Stackelberg Game-Based Multi-Agent Algorithm for Resource Allocation and Task Offloading in MEC-Enabled C-ITS
Shubin Zhang, Xun Tong, Kaikai Chi, Wei Gao, Xiaolong Chen, Zhiguo Shi
Abstract
The rapid advancement of sixth-generation (6G) networks and artificial intelligence technologies is leading to the emergence of collaborative intelligent transportation systems (C-ITS), which is regarded as an essential trend in the future of transportation. Integrating Internet of Things (IoT) with C-ITS is an efficient solution to provide real-time data collection and status monitoring for vehicles and infrastructures to improve the intelligence and reliability of C-ITS. In order to address the challenges of limited battery energy and low computing power of IoT nodes, integrating wireless power transfer (WPT) with mobile edge computing (MEC) is considered as a promising solution to improve their lifetime and computational capability for IoT nodes.

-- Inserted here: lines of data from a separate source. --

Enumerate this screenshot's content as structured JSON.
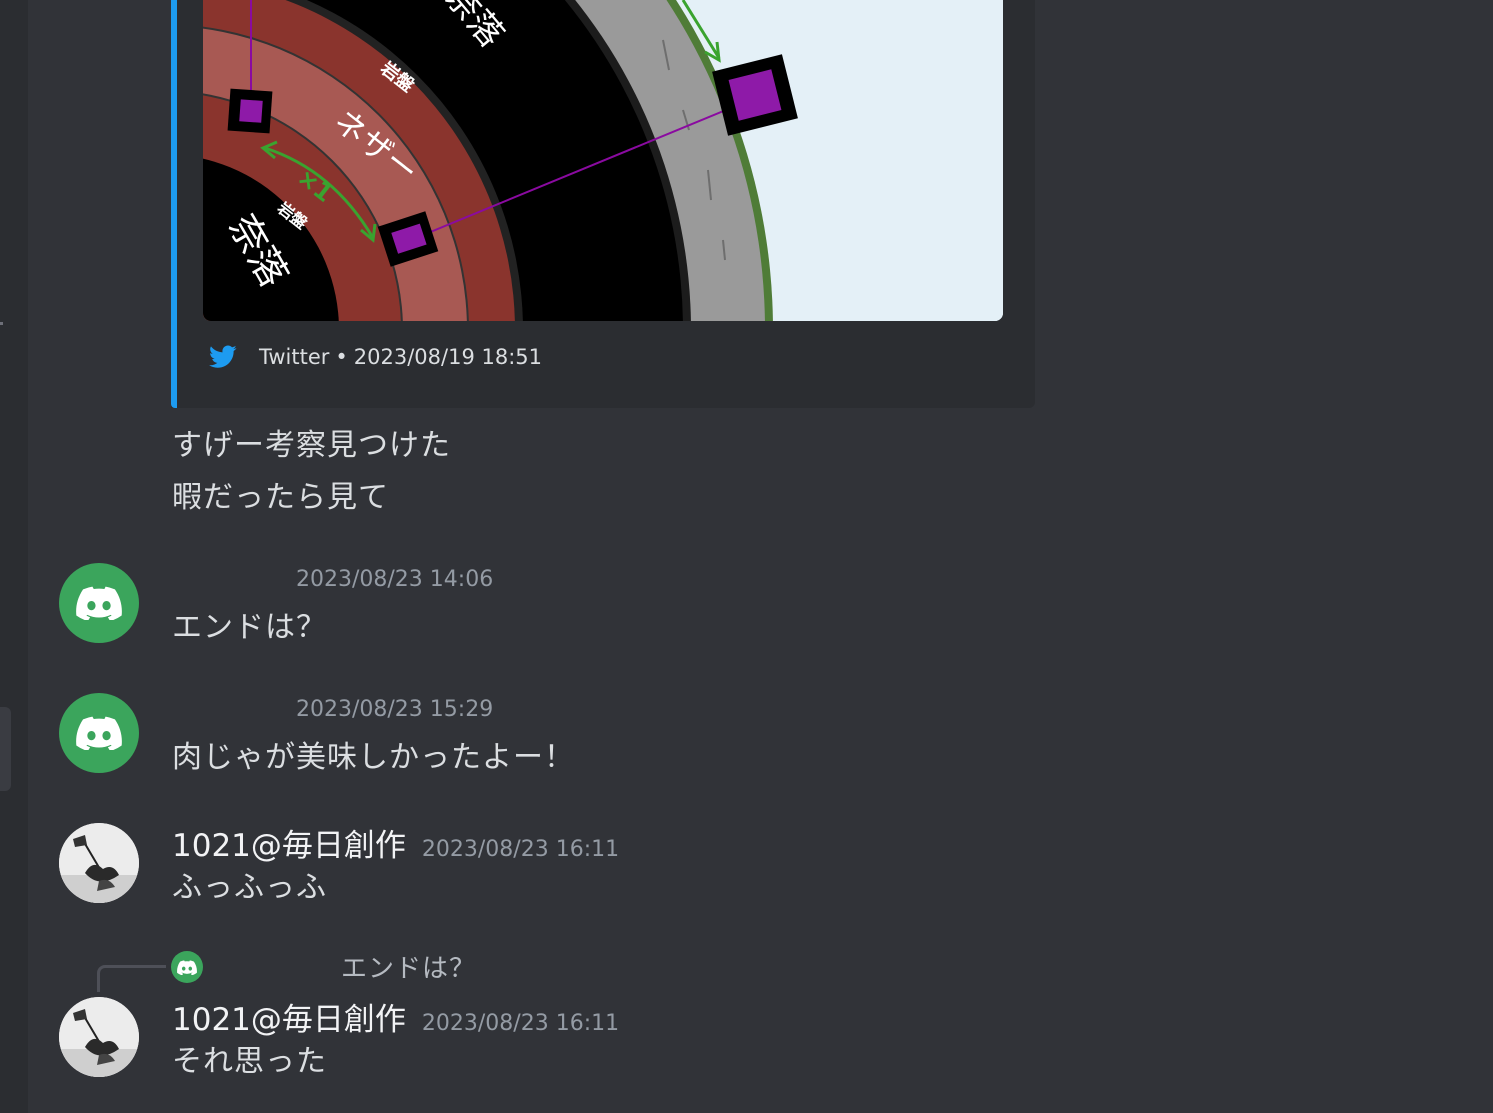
{
  "embed": {
    "source": "Twitter",
    "separator": "•",
    "timestamp": "2023/08/19 18:51",
    "accent_color": "#1d9bf0",
    "icon": "twitter-bird-icon",
    "image_labels": {
      "bedrock_outer": "岩盤",
      "bedrock_inner": "岩盤",
      "nether": "ネザー",
      "scale": "×1",
      "void_top": "奈落",
      "void_bottom": "奈落"
    }
  },
  "first_message": {
    "lines": [
      "すげー考察見つけた",
      "暇だったら見て"
    ]
  },
  "messages": [
    {
      "avatar": "discord-default-avatar-icon",
      "username": "",
      "timestamp": "2023/08/23 14:06",
      "content": "エンドは？"
    },
    {
      "avatar": "discord-default-avatar-icon",
      "username": "",
      "timestamp": "2023/08/23 15:29",
      "content": "肉じゃが美味しかったよー！"
    },
    {
      "avatar": "user-photo-avatar",
      "username": "1021@毎日創作",
      "timestamp": "2023/08/23 16:11",
      "content": "ふっふっふ"
    },
    {
      "avatar": "user-photo-avatar",
      "username": "1021@毎日創作",
      "timestamp": "2023/08/23 16:11",
      "content": "それ思った",
      "reply": {
        "avatar": "discord-default-avatar-icon",
        "username": "",
        "content": "エンドは？"
      }
    }
  ],
  "colors": {
    "background": "#313338",
    "discord_green": "#3ba55c",
    "timestamp": "#949ba4"
  }
}
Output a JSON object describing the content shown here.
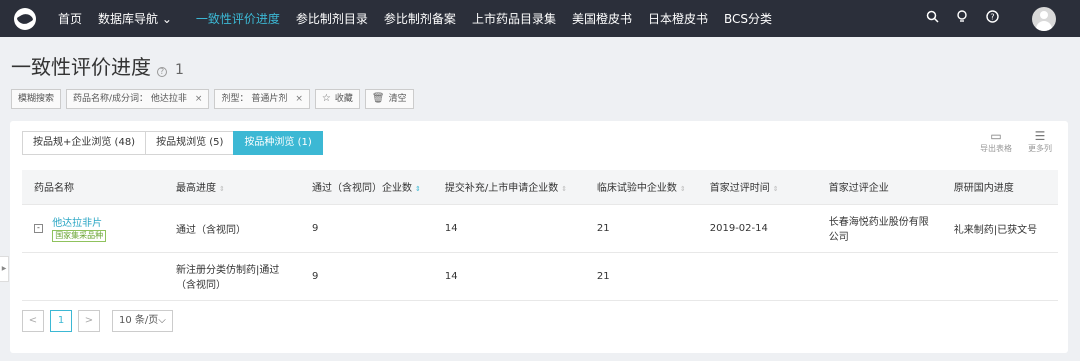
{
  "nav": {
    "items": [
      {
        "label": "首页"
      },
      {
        "label": "数据库导航 ⌄"
      },
      {
        "label": "一致性评价进度"
      },
      {
        "label": "参比制剂目录"
      },
      {
        "label": "参比制剂备案"
      },
      {
        "label": "上市药品目录集"
      },
      {
        "label": "美国橙皮书"
      },
      {
        "label": "日本橙皮书"
      },
      {
        "label": "BCS分类"
      }
    ],
    "active_color": "#3cb8d4"
  },
  "page": {
    "title": "一致性评价进度",
    "help_glyph": "?",
    "count": "1"
  },
  "filters": {
    "fuzzy": "模糊搜索",
    "chip1": "药品名称/成分词：  他达拉非",
    "chip2": "剂型：  普通片剂",
    "favorite": "收藏",
    "clear": "清空",
    "close_glyph": "×"
  },
  "tabs": [
    {
      "label": "按品规+企业浏览 (48)"
    },
    {
      "label": "按品规浏览 (5)"
    },
    {
      "label": "按品种浏览 (1)"
    }
  ],
  "tools": {
    "export": "导出表格",
    "more": "更多列"
  },
  "table": {
    "headers": [
      "药品名称",
      "最高进度",
      "通过（含视同）企业数",
      "提交补充/上市申请企业数",
      "临床试验中企业数",
      "首家过评时间",
      "首家过评企业",
      "原研国内进度"
    ],
    "rows": [
      {
        "expand": "-",
        "name": "他达拉非片",
        "badge": "国家集采品种",
        "progress": "通过（含视同）",
        "passed": "9",
        "submitted": "14",
        "clinical": "21",
        "first_time": "2019-02-14",
        "first_company": "长春海悦药业股份有限公司",
        "original": "礼来制药|已获文号"
      },
      {
        "progress": "新注册分类仿制药|通过（含视同）",
        "passed": "9",
        "submitted": "14",
        "clinical": "21"
      }
    ]
  },
  "pager": {
    "prev": "<",
    "page": "1",
    "next": ">",
    "size": "10 条/页⌵"
  }
}
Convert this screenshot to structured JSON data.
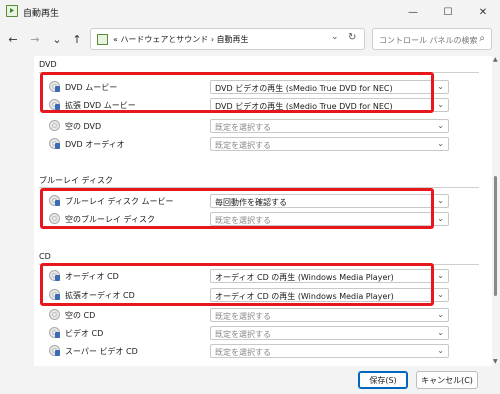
{
  "window": {
    "title": "自動再生",
    "minimize": "—",
    "maximize": "☐",
    "close": "✕"
  },
  "nav": {
    "back": "←",
    "forward": "→",
    "recent": "⌄",
    "up": "↑",
    "address": "«  ハードウェアとサウンド  ›  自動再生",
    "address_chevron": "⌄",
    "refresh": "↻",
    "search_placeholder": "コントロール パネルの検索",
    "search_icon": "⌕"
  },
  "sections": [
    {
      "title": "DVD",
      "rows": [
        {
          "label": "DVD ムービー",
          "value": "DVD ビデオの再生 (sMedio True DVD for NEC)",
          "icon": "dvd-movie-icon",
          "highlight": true
        },
        {
          "label": "拡張 DVD ムービー",
          "value": "DVD ビデオの再生 (sMedio True DVD for NEC)",
          "icon": "enhanced-dvd-movie-icon",
          "highlight": true
        },
        {
          "label": "空の DVD",
          "value": "既定を選択する",
          "icon": "blank-dvd-icon",
          "highlight": false
        },
        {
          "label": "DVD オーディオ",
          "value": "既定を選択する",
          "icon": "dvd-audio-icon",
          "highlight": false
        }
      ]
    },
    {
      "title": "ブルーレイ ディスク",
      "rows": [
        {
          "label": "ブルーレイ ディスク ムービー",
          "value": "毎回動作を確認する",
          "icon": "bluray-movie-icon",
          "highlight": true
        },
        {
          "label": "空のブルーレイ ディスク",
          "value": "既定を選択する",
          "icon": "blank-bluray-icon",
          "highlight": true
        }
      ]
    },
    {
      "title": "CD",
      "rows": [
        {
          "label": "オーディオ CD",
          "value": "オーディオ CD の再生 (Windows Media Player)",
          "icon": "audio-cd-icon",
          "highlight": true
        },
        {
          "label": "拡張オーディオ CD",
          "value": "オーディオ CD の再生 (Windows Media Player)",
          "icon": "enhanced-audio-cd-icon",
          "highlight": true
        },
        {
          "label": "空の CD",
          "value": "既定を選択する",
          "icon": "blank-cd-icon",
          "highlight": false
        },
        {
          "label": "ビデオ CD",
          "value": "既定を選択する",
          "icon": "video-cd-icon",
          "highlight": false
        },
        {
          "label": "スーパー ビデオ CD",
          "value": "既定を選択する",
          "icon": "super-video-cd-icon",
          "highlight": false
        }
      ]
    }
  ],
  "select_chevron": "⌄",
  "footer": {
    "save": "保存(S)",
    "cancel": "キャンセル(C)"
  },
  "colors": {
    "highlight": "#e8161d",
    "primary_border": "#0067c0"
  }
}
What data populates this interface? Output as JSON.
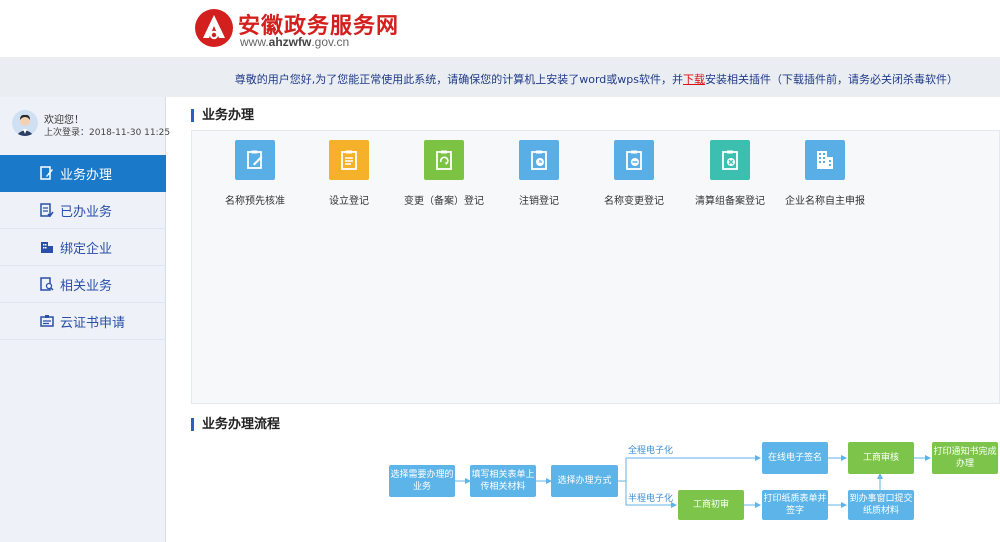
{
  "header": {
    "title": "安徽政务服务网",
    "url_bold": "ahzwfw",
    "url_prefix": "www.",
    "url_suffix": ".gov.cn"
  },
  "notice": {
    "before": "尊敬的用户您好,为了您能正常使用此系统，请确保您的计算机上安装了word或wps软件，并",
    "link": "下载",
    "after": "安装相关插件（下载插件前，请务必关闭杀毒软件）"
  },
  "user": {
    "welcome": "欢迎您！",
    "last_login": "上次登录：2018-11-30 11:25"
  },
  "nav": [
    {
      "label": "业务办理",
      "icon": "edit-doc-icon"
    },
    {
      "label": "已办业务",
      "icon": "done-doc-icon"
    },
    {
      "label": "绑定企业",
      "icon": "building-icon"
    },
    {
      "label": "相关业务",
      "icon": "search-doc-icon"
    },
    {
      "label": "云证书申请",
      "icon": "certificate-icon"
    }
  ],
  "main": {
    "section1": "业务办理",
    "section2": "业务办理流程",
    "tiles": [
      {
        "label": "名称预先核准",
        "color": "#5aaee6",
        "icon": "clipboard-edit-icon"
      },
      {
        "label": "设立登记",
        "color": "#f5b12a",
        "icon": "clipboard-icon"
      },
      {
        "label": "变更（备案）登记",
        "color": "#7cc243",
        "icon": "clipboard-refresh-icon"
      },
      {
        "label": "注销登记",
        "color": "#5aaee6",
        "icon": "clipboard-clock-icon"
      },
      {
        "label": "名称变更登记",
        "color": "#5aaee6",
        "icon": "clipboard-minus-icon"
      },
      {
        "label": "清算组备案登记",
        "color": "#3cbfae",
        "icon": "clipboard-close-icon"
      },
      {
        "label": "企业名称自主申报",
        "color": "#5aaee6",
        "icon": "office-building-icon"
      }
    ]
  },
  "flow": {
    "step1": "选择需要办理的业务",
    "step2": "填写相关表单上传相关材料",
    "step3": "选择办理方式",
    "branch_top": "全程电子化",
    "branch_bottom": "半程电子化",
    "top1": "在线电子签名",
    "top2": "工商审核",
    "top3": "打印通知书完成办理",
    "bot1": "工商初审",
    "bot2": "打印纸质表单并签字",
    "bot3": "到办事窗口提交纸质材料"
  }
}
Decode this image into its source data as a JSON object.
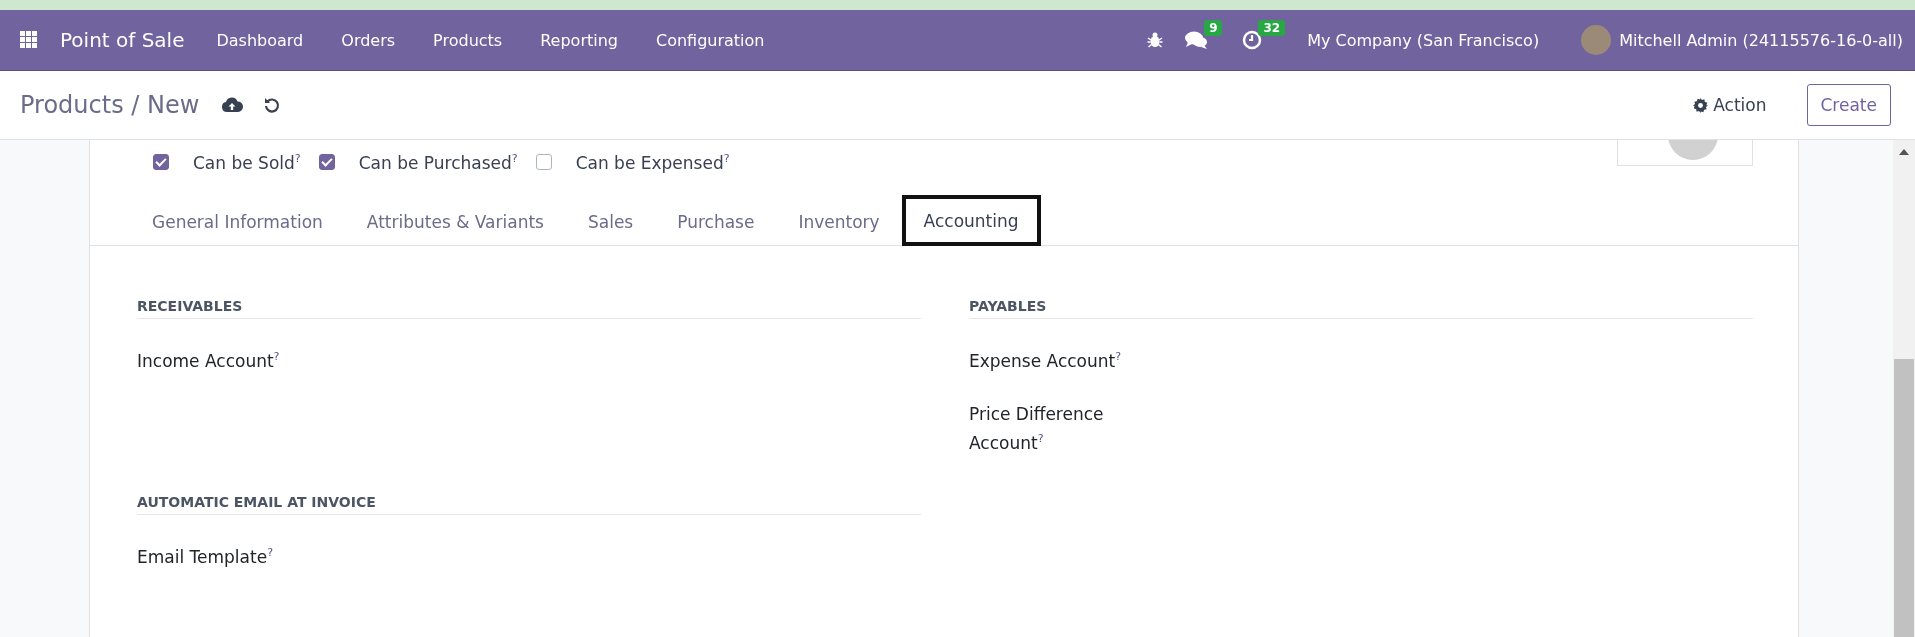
{
  "navbar": {
    "app_name": "Point of Sale",
    "menu": [
      "Dashboard",
      "Orders",
      "Products",
      "Reporting",
      "Configuration"
    ],
    "messages_count": "9",
    "activities_count": "32",
    "company": "My Company (San Francisco)",
    "user": "Mitchell Admin (24115576-16-0-all)"
  },
  "control_panel": {
    "breadcrumb": "Products / New",
    "action": "Action",
    "create": "Create"
  },
  "options": [
    {
      "label": "Can be Sold$^{?}$",
      "checked": true
    },
    {
      "label": "Can be Purchased$^{?}$",
      "checked": true
    },
    {
      "label": "Can be Expensed$^{?}$",
      "checked": false
    }
  ],
  "tabs": [
    {
      "label": "General Information",
      "selected": false
    },
    {
      "label": "Attributes & Variants",
      "selected": false
    },
    {
      "label": "Sales",
      "selected": false
    },
    {
      "label": "Purchase",
      "selected": false
    },
    {
      "label": "Inventory",
      "selected": false
    },
    {
      "label": "Accounting",
      "selected": true
    }
  ],
  "columns": [
    [
      {
        "title": "RECEIVABLES",
        "fields": [
          "Income Account$^{?}$"
        ]
      },
      {
        "title": "AUTOMATIC EMAIL AT INVOICE",
        "fields": [
          "Email Template$^{?}$"
        ]
      }
    ],
    [
      {
        "title": "PAYABLES",
        "fields": [
          "Expense Account$^{?}$",
          "Price Difference Account$^{?}$"
        ]
      }
    ]
  ]
}
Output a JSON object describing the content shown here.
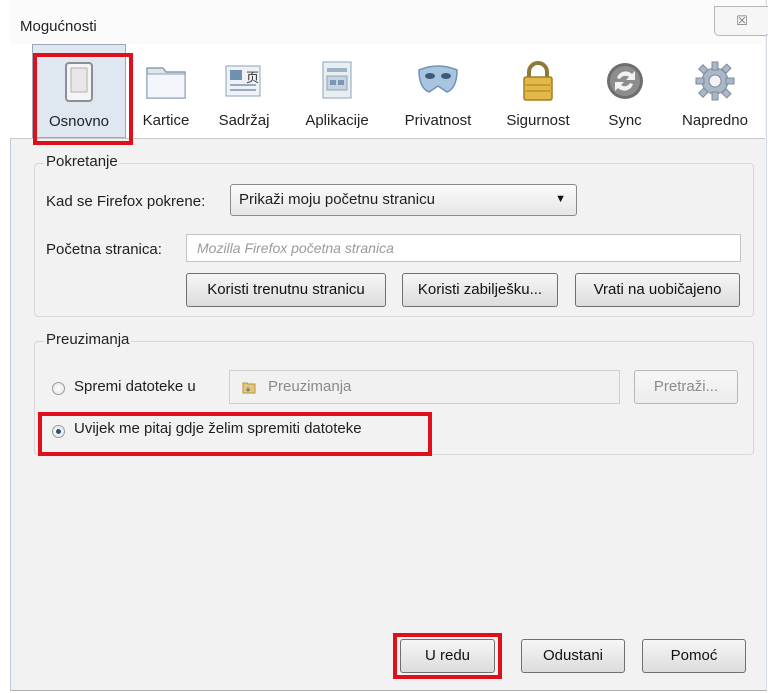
{
  "window": {
    "title": "Mogućnosti",
    "close_label": "☒"
  },
  "toolbar": {
    "tabs": [
      {
        "label": "Osnovno",
        "icon": "switch-icon"
      },
      {
        "label": "Kartice",
        "icon": "tabs-icon"
      },
      {
        "label": "Sadržaj",
        "icon": "content-icon"
      },
      {
        "label": "Aplikacije",
        "icon": "applications-icon"
      },
      {
        "label": "Privatnost",
        "icon": "mask-icon"
      },
      {
        "label": "Sigurnost",
        "icon": "lock-icon"
      },
      {
        "label": "Sync",
        "icon": "sync-icon"
      },
      {
        "label": "Napredno",
        "icon": "gear-icon"
      }
    ]
  },
  "startup": {
    "group_title": "Pokretanje",
    "when_starts_label": "Kad se Firefox pokrene:",
    "when_starts_value": "Prikaži moju početnu stranicu",
    "homepage_label": "Početna stranica:",
    "homepage_placeholder": "Mozilla Firefox početna stranica",
    "btn_current": "Koristi trenutnu stranicu",
    "btn_bookmark": "Koristi zabilješku...",
    "btn_default": "Vrati na uobičajeno"
  },
  "downloads": {
    "group_title": "Preuzimanja",
    "save_files_label": "Spremi datoteke u",
    "folder_value": "Preuzimanja",
    "browse_label": "Pretraži...",
    "always_ask_label": "Uvijek me pitaj gdje želim spremiti datoteke",
    "save_files_selected": false,
    "always_ask_selected": true
  },
  "footer": {
    "ok": "U redu",
    "cancel": "Odustani",
    "help": "Pomoć"
  },
  "colors": {
    "highlight": "#e00f1c",
    "active_tab": "#dfe7f0"
  }
}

In this paper, we investigate a distributed dynamic computing offloading model for an MEC-enabled C-ITS, where multiple roadside units (RSUs) collaborate to provide offloading services to wireless devices (WDs). We formulate the task offloading and bandwidth resource allocation as a distributed Stackelberg game. The WDs act as leaders, aiming to maximize their computing rate by offloading tasks to RSU or performing local computing. The RSUs act as followers, optimizing their bandwidth allocation based on the WDs’ offloading decisions, thereby improving the overall system computing rate. We prove the existence of a Stackelberg equilibrium (SE) and propose a multi-agent reinforcement learning algorithm to enable WDs to select offloading decisions and help RSUs optimize bandwidth allocation. Numerical simulation results demonstrate that the proposed scheme offers significant performance improvements over existing methods.